Aqui caberia ressaltar os paralelos entre o filme e as teses de Albert Camus (1913-
1960), expostas no seu tratado O Homem Revoltado. Sem debruçar-se tão somente sobre
a caracterização dos nazistas enquanto paladinos do conservadorismo, o pensador
franco-argelino encontra no sentimento fulcral de revolta a semente causadora da
ascensão de Hitler e das tragédias da Segunda Guerra Mundial. Teria sido o
descontentamento perante a perda de um mundo tradicional, dirigida contra quase
todas as classes sociais e movimentos políticos, o responsável por fundamentar a
plataforma nacional-socialista, levando àquilo que Camus definiu como uma vontade
de Apocalipse. No cerne desta ideologia haveria a percepção do jogo político como
uma questão de vida ou morte, capaz de explicar o porquê dos suicídios
testemunhados no bunker de Berlim em abril de 1945. Um mundo sem a vitória do
nacional-socialismo seria indigno de existir e, portanto, terrível de se viver. Tal
sentimento levou Magda Goebbels, a esposa do ministro de propaganda Joseph
Goebbels, a envenenar os seis filhos pequenos do casal e matar-se logo em seguida.

De forma semelhante, ao cabo da trama, o jovem Tim, vendo seu mundo desmoronar com
o anúncio de que a Onda não passara de um experimento que fugiu ao controle, ameaça
assassinar Wenger com uma pistola automática. O professor rapidamente pergunta-lhe
“Sem mim, quem irá liderar a Onda?” Constatando o precipício existencial no qual se
encontrava, Tim opta pelo suicídio, disparando a arma em sua boca. O final,
diferente daquele do evento de Palo Alto, foi decididamente influenciado pelo
fenômeno dos massacres em escolas públicas, preponderantes nos EUA e presentes na
Europa desde a década de 1990. A questão reside em ir além da mera mudança de
roteiro, causado por questões contemporâneas, e problematizar aquilo que aproxima a
trama dos eventos históricos sucedidos no término da Segunda Guerra Mundial. Desde
então as ciências sociais tentam responder à questão do “porquê”, e a experiência
da Terceira Onda talvez chegue próxima de apontar-nos o “como”. Obviamente os
fascismos não podem ser reduzidos à mera presença de uniformes, gestos e uso da
violência como meio de se atingir fins políticos. Quando muito essas foram práticas
já disseminadas no continente europeu desde a segunda metade do século XIX,
amplamente utilizadas pela extrema-direita e mesmo pela extrema-esquerda, das quais
o nacional-socialismo se valeu para impor sua agenda de poder.

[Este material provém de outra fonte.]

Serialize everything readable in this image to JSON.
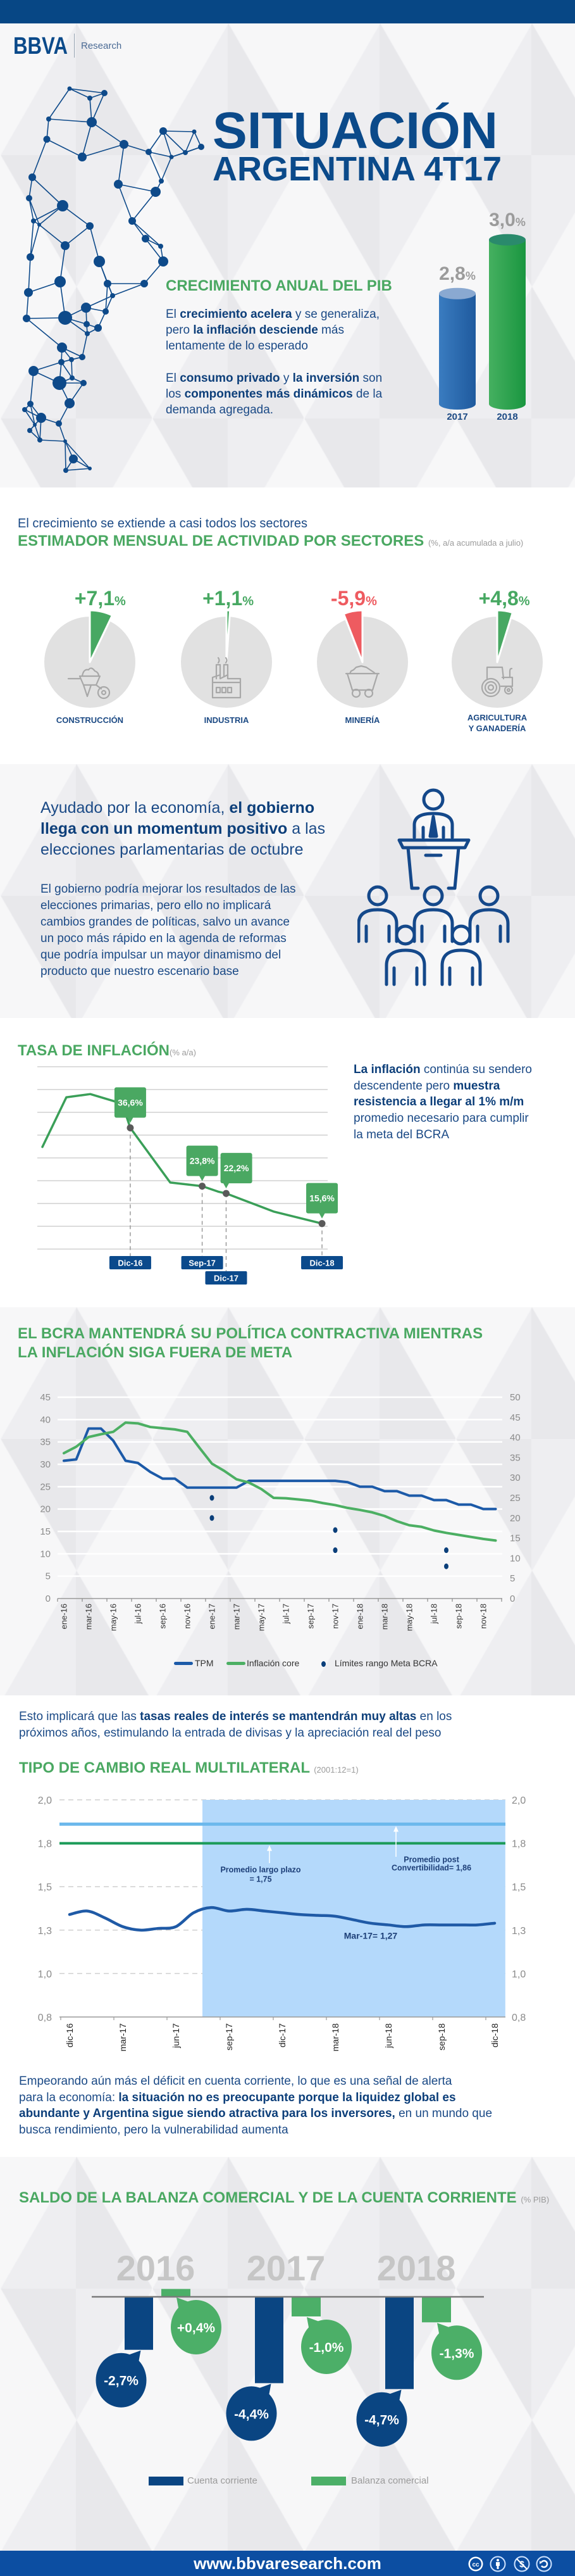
{
  "brand": {
    "name": "BBVA",
    "sub": "Research"
  },
  "colors": {
    "brand_blue": "#074785",
    "accent_green": "#4aa862",
    "negative_red": "#ee5b60",
    "footer_blue": "#0c4ea2",
    "text_blue": "#1b4a86"
  },
  "hero": {
    "title_line1": "SITUACIÓN",
    "title_line2": "ARGENTINA 4T17",
    "gdp_paragraphs": [
      [
        {
          "t": "El "
        },
        {
          "t": "crecimiento acelera",
          "b": true
        },
        {
          "t": " y se generaliza,\npero "
        },
        {
          "t": "la inflación desciende",
          "b": true
        },
        {
          "t": " más\nlentamente de lo esperado"
        }
      ],
      [
        {
          "t": "El "
        },
        {
          "t": "consumo privado",
          "b": true
        },
        {
          "t": " y "
        },
        {
          "t": "la inversión",
          "b": true
        },
        {
          "t": " son\nlos "
        },
        {
          "t": "componentes más dinámicos",
          "b": true
        },
        {
          "t": " de la\ndemanda agregada."
        }
      ]
    ]
  },
  "sectors_intro": "El crecimiento se extiende a casi todos los sectores",
  "elections": {
    "heading": [
      {
        "t": "Ayudado por la economía, "
      },
      {
        "t": "el gobierno\nllega con un momentum positivo",
        "b": true
      },
      {
        "t": " a las\nelecciones parlamentarias de octubre"
      }
    ],
    "body": "El gobierno podría mejorar los resultados de las\nelecciones primarias, pero ello no implicará\ncambios grandes de políticas, salvo un avance\nun poco más rápido en la agenda de reformas\nque podría impulsar un mayor dinamismo del\nproducto que nuestro escenario base",
    "icon": "podium-audience-icon"
  },
  "inflation_text": [
    {
      "t": "La inflación",
      "b": true
    },
    {
      "t": " continúa su sendero\ndescendente pero "
    },
    {
      "t": "muestra\nresistencia a llegar al 1% m/m",
      "b": true
    },
    {
      "t": "\npromedio necesario para cumplir\nla meta del BCRA"
    }
  ],
  "rates_text": [
    {
      "t": "Esto implicará que las "
    },
    {
      "t": "tasas reales de interés se mantendrán muy altas",
      "b": true
    },
    {
      "t": " en los\npróximos años, estimulando la entrada de divisas y la apreciación real del peso"
    }
  ],
  "deficit_text": [
    {
      "t": "Empeorando aún más el déficit en cuenta corriente, lo que es una señal de alerta\npara la economía: "
    },
    {
      "t": "la situación no es preocupante porque la liquidez global es\nabundante y Argentina sigue siendo atractiva para los inversores,",
      "b": true
    },
    {
      "t": " en un mundo que\nbusca rendimiento, pero la vulnerabilidad aumenta"
    }
  ],
  "footer": {
    "url": "www.bbvaresearch.com",
    "license_icons": [
      "cc-icon",
      "attribution-icon",
      "noncommercial-icon",
      "sharealike-icon"
    ]
  },
  "chart_data": [
    {
      "id": "gdp",
      "type": "bar",
      "title": "CRECIMIENTO ANUAL DEL PIB",
      "categories": [
        "2017",
        "2018"
      ],
      "values": [
        2.8,
        3.0
      ],
      "value_labels": [
        "2,8",
        "3,0"
      ],
      "unit": "%",
      "colors": [
        "#1f5a9e",
        "#1a9640"
      ]
    },
    {
      "id": "sectors",
      "type": "pie",
      "title": "ESTIMADOR MENSUAL DE ACTIVIDAD POR SECTORES",
      "subtitle": "(%, a/a acumulada a julio)",
      "categories": [
        "CONSTRUCCIÓN",
        "INDUSTRIA",
        "MINERÍA",
        "AGRICULTURA Y GANADERÍA"
      ],
      "label_lines": [
        [
          "CONSTRUCCIÓN"
        ],
        [
          "INDUSTRIA"
        ],
        [
          "MINERÍA"
        ],
        [
          "AGRICULTURA",
          "Y GANADERÍA"
        ]
      ],
      "values": [
        7.1,
        1.1,
        -5.9,
        4.8
      ],
      "value_labels": [
        "+7,1",
        "+1,1",
        "-5,9",
        "+4,8"
      ],
      "unit": "%",
      "icons": [
        "wheelbarrow-icon",
        "factory-icon",
        "mine-cart-icon",
        "tractor-icon"
      ],
      "colors": {
        "positive": "#47a862",
        "negative": "#ee5b60",
        "base": "#e1e1e1",
        "icon": "#a8a8a8"
      }
    },
    {
      "id": "inflation",
      "type": "line",
      "title": "TASA DE INFLACIÓN",
      "subtitle": "(% a/a)",
      "ylim": [
        10,
        50
      ],
      "grid_step": 5,
      "grid": true,
      "series": [
        {
          "name": "Inflación",
          "color": "#3a9f58",
          "points": [
            {
              "date": "ene-16",
              "value": 32.4
            },
            {
              "date": "abr-16",
              "value": 43.3
            },
            {
              "date": "jul-16",
              "value": 44.0
            },
            {
              "date": "nov-16",
              "value": 41.9
            },
            {
              "date": "dic-16",
              "value": 36.6
            },
            {
              "date": "may-17",
              "value": 24.6
            },
            {
              "date": "sep-17",
              "value": 23.8
            },
            {
              "date": "nov-17",
              "value": 22.6
            },
            {
              "date": "dic-17",
              "value": 22.2
            },
            {
              "date": "jun-18",
              "value": 18.2
            },
            {
              "date": "dic-18",
              "value": 15.6
            }
          ]
        }
      ],
      "annotations": [
        {
          "date": "Dic-16",
          "value": 36.6,
          "label": "36,6%"
        },
        {
          "date": "Sep-17",
          "value": 23.8,
          "label": "23,8%"
        },
        {
          "date": "Dic-17",
          "value": 22.2,
          "label": "22,2%"
        },
        {
          "date": "Dic-18",
          "value": 15.6,
          "label": "15,6%"
        }
      ],
      "callout_color": "#4aa862",
      "badge_color": "#0b4a8c"
    },
    {
      "id": "bcra",
      "type": "line",
      "title": "EL BCRA MANTENDRÁ SU POLÍTICA CONTRACTIVA MIENTRAS\nLA INFLACIÓN SIGA FUERA DE META",
      "categories": [
        "ene-16",
        "feb-16",
        "mar-16",
        "abr-16",
        "may-16",
        "jun-16",
        "jul-16",
        "ago-16",
        "sep-16",
        "oct-16",
        "nov-16",
        "dic-16",
        "ene-17",
        "feb-17",
        "mar-17",
        "abr-17",
        "may-17",
        "jun-17",
        "jul-17",
        "ago-17",
        "sep-17",
        "oct-17",
        "nov-17",
        "dic-17",
        "ene-18",
        "feb-18",
        "mar-18",
        "abr-18",
        "may-18",
        "jun-18",
        "jul-18",
        "ago-18",
        "sep-18",
        "oct-18",
        "nov-18",
        "dic-18"
      ],
      "xtick_labels": [
        "ene-16",
        "mar-16",
        "may-16",
        "jul-16",
        "sep-16",
        "nov-16",
        "ene-17",
        "mar-17",
        "may-17",
        "jul-17",
        "sep-17",
        "nov-17",
        "ene-18",
        "mar-18",
        "may-18",
        "jul-18",
        "sep-18",
        "nov-18"
      ],
      "y_left": {
        "lim": [
          0,
          45
        ],
        "ticks": [
          0,
          5,
          10,
          15,
          20,
          25,
          30,
          35,
          40,
          45
        ]
      },
      "y_right": {
        "lim": [
          0,
          50
        ],
        "ticks": [
          0,
          5,
          10,
          15,
          20,
          25,
          30,
          35,
          40,
          45,
          50
        ]
      },
      "grid": true,
      "legend": "bottom",
      "series": [
        {
          "name": "TPM",
          "axis": "left",
          "color": "#1c5aa8",
          "values": [
            30.8,
            31.1,
            38.0,
            38.0,
            35.3,
            30.8,
            30.3,
            28.3,
            26.8,
            26.8,
            24.8,
            24.8,
            24.8,
            24.8,
            24.8,
            26.3,
            26.3,
            26.3,
            26.3,
            26.3,
            26.3,
            26.3,
            26.3,
            26.0,
            25.0,
            25.0,
            24.0,
            24.0,
            23.0,
            23.0,
            22.0,
            22.0,
            21.0,
            21.0,
            20.0,
            20.0
          ]
        },
        {
          "name": "Inflación core",
          "axis": "right",
          "color": "#4caf63",
          "values": [
            36.1,
            37.7,
            40.1,
            40.8,
            41.4,
            43.7,
            43.5,
            42.6,
            42.3,
            42.0,
            41.4,
            37.4,
            33.5,
            31.7,
            29.6,
            28.8,
            27.2,
            25.0,
            24.9,
            24.6,
            24.3,
            23.7,
            23.2,
            22.5,
            22.0,
            21.4,
            20.5,
            19.2,
            18.2,
            17.8,
            16.9,
            16.3,
            15.8,
            15.3,
            14.8,
            14.4
          ]
        },
        {
          "name": "Límites rango Meta BCRA",
          "axis": "right",
          "type": "scatter",
          "color": "#0b3f7a",
          "points": [
            {
              "date": "ene-17",
              "value": 25
            },
            {
              "date": "ene-17",
              "value": 20
            },
            {
              "date": "nov-17",
              "value": 17
            },
            {
              "date": "nov-17",
              "value": 12
            },
            {
              "date": "ago-18",
              "value": 12
            },
            {
              "date": "ago-18",
              "value": 8
            }
          ]
        }
      ]
    },
    {
      "id": "tcrm",
      "type": "line",
      "title": "TIPO DE CAMBIO REAL MULTILATERAL",
      "subtitle": "(2001:12=1)",
      "ylim": [
        0.75,
        2.0
      ],
      "yticks": [
        0.75,
        1.0,
        1.25,
        1.5,
        1.75,
        2.0
      ],
      "ytick_labels": [
        "0,8",
        "1,0",
        "1,3",
        "1,5",
        "1,8",
        "2,0"
      ],
      "xtick_labels": [
        "dic-16",
        "mar-17",
        "jun-17",
        "sep-17",
        "dic-17",
        "mar-18",
        "jun-18",
        "sep-18",
        "dic-18"
      ],
      "series": [
        {
          "name": "TCRM",
          "color": "#1f5aa6",
          "points": [
            {
              "date": "dic-16",
              "value": 1.34
            },
            {
              "date": "ene-17",
              "value": 1.36
            },
            {
              "date": "feb-17",
              "value": 1.32
            },
            {
              "date": "mar-17",
              "value": 1.27
            },
            {
              "date": "abr-17",
              "value": 1.25
            },
            {
              "date": "may-17",
              "value": 1.26
            },
            {
              "date": "jun-17",
              "value": 1.27
            },
            {
              "date": "jul-17",
              "value": 1.35
            },
            {
              "date": "ago-17",
              "value": 1.38
            },
            {
              "date": "sep-17",
              "value": 1.36
            },
            {
              "date": "oct-17",
              "value": 1.37
            },
            {
              "date": "nov-17",
              "value": 1.36
            },
            {
              "date": "dic-17",
              "value": 1.35
            },
            {
              "date": "ene-18",
              "value": 1.34
            },
            {
              "date": "feb-18",
              "value": 1.335
            },
            {
              "date": "mar-18",
              "value": 1.33
            },
            {
              "date": "abr-18",
              "value": 1.31
            },
            {
              "date": "may-18",
              "value": 1.29
            },
            {
              "date": "jun-18",
              "value": 1.28
            },
            {
              "date": "jul-18",
              "value": 1.27
            },
            {
              "date": "ago-18",
              "value": 1.28
            },
            {
              "date": "sep-18",
              "value": 1.28
            },
            {
              "date": "oct-18",
              "value": 1.28
            },
            {
              "date": "nov-18",
              "value": 1.28
            },
            {
              "date": "dic-18",
              "value": 1.29
            }
          ]
        }
      ],
      "reference_lines": [
        {
          "name": "Promedio largo plazo",
          "value": 1.75,
          "color": "#1b9b58",
          "label_lines": [
            "Promedio largo plazo",
            "= 1,75"
          ]
        },
        {
          "name": "Promedio post Convertibilidad",
          "value": 1.86,
          "color": "#6cb8ec",
          "label_lines": [
            "Promedio post",
            "Convertibilidad= 1,86"
          ]
        }
      ],
      "shaded_period": {
        "from": "ago-17",
        "to": "dic-18",
        "color": "#b4d9fb"
      },
      "annotations": [
        {
          "label": "Mar-17= 1,27"
        }
      ]
    },
    {
      "id": "balance",
      "type": "bar",
      "title": "SALDO DE LA BALANZA COMERCIAL Y DE LA CUENTA CORRIENTE",
      "subtitle": "(% PIB)",
      "categories": [
        "2016",
        "2017",
        "2018"
      ],
      "series": [
        {
          "name": "Cuenta corriente",
          "color": "#0a4582",
          "values": [
            -2.7,
            -4.4,
            -4.7
          ],
          "labels": [
            "-2,7%",
            "-4,4%",
            "-4,7%"
          ]
        },
        {
          "name": "Balanza comercial",
          "color": "#4caf68",
          "values": [
            0.4,
            -1.0,
            -1.3
          ],
          "labels": [
            "+0,4%",
            "-1,0%",
            "-1,3%"
          ]
        }
      ],
      "legend": "bottom"
    }
  ]
}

O filme A Onda toca então em uma questão mais simples, ainda que igualmente
assustadora: a de que o fascismo talvez esteja mais próximo de nós do que pensamos,
e de que ela possa ressurgir a qualquer momento. A esse respeito, podemos regressar
a Albert Camus. Em 1947, o autor publicou um de seus maiores romances A Peste, cuja
advertência aproxima a obra do filme alemão. Na trama, a pequena cidade de Oran, na
Argélia, é tomada por uma epidemia de peste bubônica depois de ser invadida por
ratos. A trama apresenta ao leitor uma analogia muito clara entre a invasão nazista
da frança, e a subsequente disputa entre a Resistência e os colaboracionistas,
opondo os que combatem a doença àqueles que lucram com ela. Mesmo sustentando um
tom mais bélico do que político, em sua conclusão o narrador da obra menciona a
comemoração geral após a notícia de que a epidemia cessara, ecoando aquela feita
pela população de Paris quando da Libertação. Em meio à felicidade de seus
concidadãos, o protagonista da estória, o médico Rieux, manteve-se em uma posição
pessimista, pois sabia que, tal qual o fascismo, “o bacilo da peste não morre nem
desaparece nunca, pode ficar dezenas de anos adormecido nos móveis e nas roupas,
espera pacientemente nos quartos, nos porões, nos baús, nos lenços e na papelada. E
sabia, também, que viria talvez o dia em que, para desgraça e ensinamento dos
homens, a peste acordaria seus ratos e os mandaria morrer numa cidade feliz”.